Turning our attention to the LCB gene pool, two hypotheses of its Holocene infiltration have been proposed. Both were developed on linguistic grounds and concern the Chadic branch of the Afro-Asiatic phylum. While the “inter-Saharan” thesis (Blench, 1999) claims that Chadic ancestors arrived from East Africa, where the Cushitic is their closest linguistic branch, the “trans-Saharan” thesis (Ehret, 2002) argues, on the other hand, that they arrived to the area by crossing the Sahara from North Africa, where Berber is considered the closest linguistic branch. Uniparental genetic markers provide rather contradictory evidence for these linguistic proposals; while the mtDNA L3f3 clade supports Blench's vision (Černý et al., 2009), the Y chromosome R1b1a-V88 clade favors Ehret's concept (Cruciani et al., 2010a). However, recently analyzed male genetic contributions of the LCB populations showed a significant North African R1b contribution only in the Fulani pastoralists belonging to the Niger-Congo linguistic family and not to the Chadic groups (Bučková et al., 2013). It seems thus that LCB Y chromosomal variation is still difficult to interpret, likely because of its higher susceptibility to genetic drift than that of mtDNA (Pereira et al., 2001a) or due to insufficient sampling in as large a region as is the LCB.
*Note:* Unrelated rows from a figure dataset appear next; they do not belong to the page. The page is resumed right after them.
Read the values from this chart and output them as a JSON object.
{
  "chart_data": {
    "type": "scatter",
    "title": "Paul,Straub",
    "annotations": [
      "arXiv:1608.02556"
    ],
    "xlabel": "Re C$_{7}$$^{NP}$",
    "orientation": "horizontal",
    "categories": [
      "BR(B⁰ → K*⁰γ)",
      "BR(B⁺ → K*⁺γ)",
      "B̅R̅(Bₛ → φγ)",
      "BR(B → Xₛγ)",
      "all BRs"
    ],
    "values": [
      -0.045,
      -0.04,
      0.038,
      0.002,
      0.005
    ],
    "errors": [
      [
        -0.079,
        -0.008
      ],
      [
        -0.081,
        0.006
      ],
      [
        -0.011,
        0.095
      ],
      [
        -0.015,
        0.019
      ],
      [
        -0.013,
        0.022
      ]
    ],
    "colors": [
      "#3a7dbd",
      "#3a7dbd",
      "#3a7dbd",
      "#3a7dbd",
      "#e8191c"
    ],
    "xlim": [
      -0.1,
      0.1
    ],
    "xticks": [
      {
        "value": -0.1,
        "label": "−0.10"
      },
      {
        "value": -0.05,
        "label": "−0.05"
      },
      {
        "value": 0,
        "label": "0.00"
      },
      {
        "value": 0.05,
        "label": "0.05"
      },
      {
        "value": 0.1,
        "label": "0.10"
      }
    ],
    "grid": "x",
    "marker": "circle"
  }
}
In the interpretation of additional analyses of the Y chromosome variation (Cruciani et al., 2010b) the L3e5 distribution was mentioned as possibly lending support to Ehret's “trans-Saharan” migration route hypothesis. We, however, show here that the L3e5 data are hardly compatible with such a view: not only because its age estimates are older (∼11 ka) and occur (unlike L3f3) in practically all LCB linguistic groups, but mainly because its gene flow has taken place in the completely opposite direction to that thought by the proponents of Ehret's “trans-Saharan” route. The presence of L3e5 in both the LCB and North Africa can thus be considered as evidence of an ancient pre-Afro-Asiatic link between the two opposite sides of the Saharan desert, leading to gradual introgression of LCB genetic material into the ancestral Berber population.
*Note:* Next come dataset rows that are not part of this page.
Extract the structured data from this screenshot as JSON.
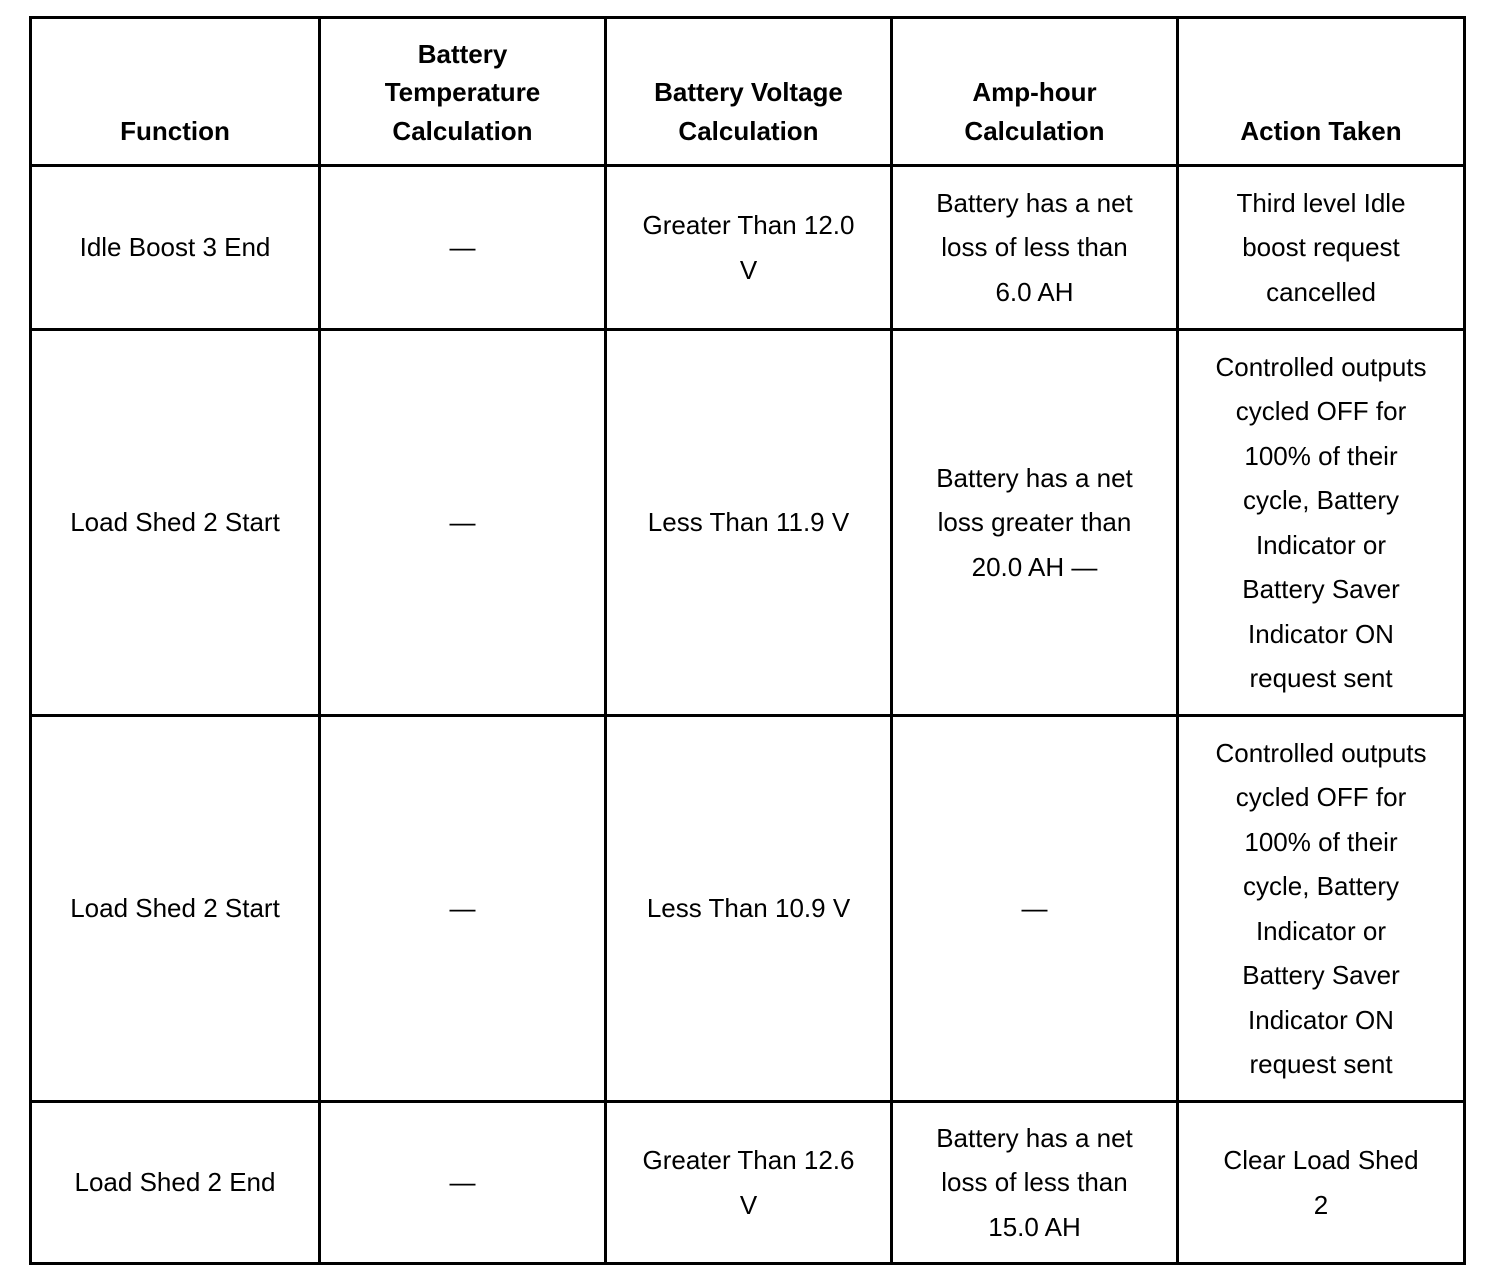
{
  "table": {
    "headers": [
      [
        "Function"
      ],
      [
        "Battery",
        "Temperature",
        "Calculation"
      ],
      [
        "Battery Voltage",
        "Calculation"
      ],
      [
        "Amp-hour",
        "Calculation"
      ],
      [
        "Action Taken"
      ]
    ],
    "rows": [
      [
        [
          "Idle Boost 3 End"
        ],
        [
          "—"
        ],
        [
          "Greater Than 12.0",
          "V"
        ],
        [
          "Battery has a net",
          "loss of less than",
          "6.0 AH"
        ],
        [
          "Third level Idle",
          "boost request",
          "cancelled"
        ]
      ],
      [
        [
          "Load Shed 2 Start"
        ],
        [
          "—"
        ],
        [
          "Less Than 11.9 V"
        ],
        [
          "Battery has a net",
          "loss greater than",
          "20.0 AH —"
        ],
        [
          "Controlled outputs",
          "cycled OFF for",
          "100% of their",
          "cycle, Battery",
          "Indicator or",
          "Battery Saver",
          "Indicator ON",
          "request sent"
        ]
      ],
      [
        [
          "Load Shed 2 Start"
        ],
        [
          "—"
        ],
        [
          "Less Than 10.9 V"
        ],
        [
          "—"
        ],
        [
          "Controlled outputs",
          "cycled OFF for",
          "100% of their",
          "cycle, Battery",
          "Indicator or",
          "Battery Saver",
          "Indicator ON",
          "request sent"
        ]
      ],
      [
        [
          "Load Shed 2 End"
        ],
        [
          "—"
        ],
        [
          "Greater Than 12.6",
          "V"
        ],
        [
          "Battery has a net",
          "loss of less than",
          "15.0 AH"
        ],
        [
          "Clear Load Shed",
          "2"
        ]
      ]
    ]
  }
}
The project was supported by the Grant Agency of the Czech Republic (Grant no. 13–37998S-P505). FCT, the Portuguese Foundation for Science and Technology, supported this work through a personal grant (SFRH/BPD/64233/2009) to P.S. and partial funding of IPATIMUP as an Associate Laboratory of the Portuguese Ministry of Science, Technology, and Higher Education. The authors would also like to thank to two anonymous reviewers for their comments on an earlier version of this manuscript.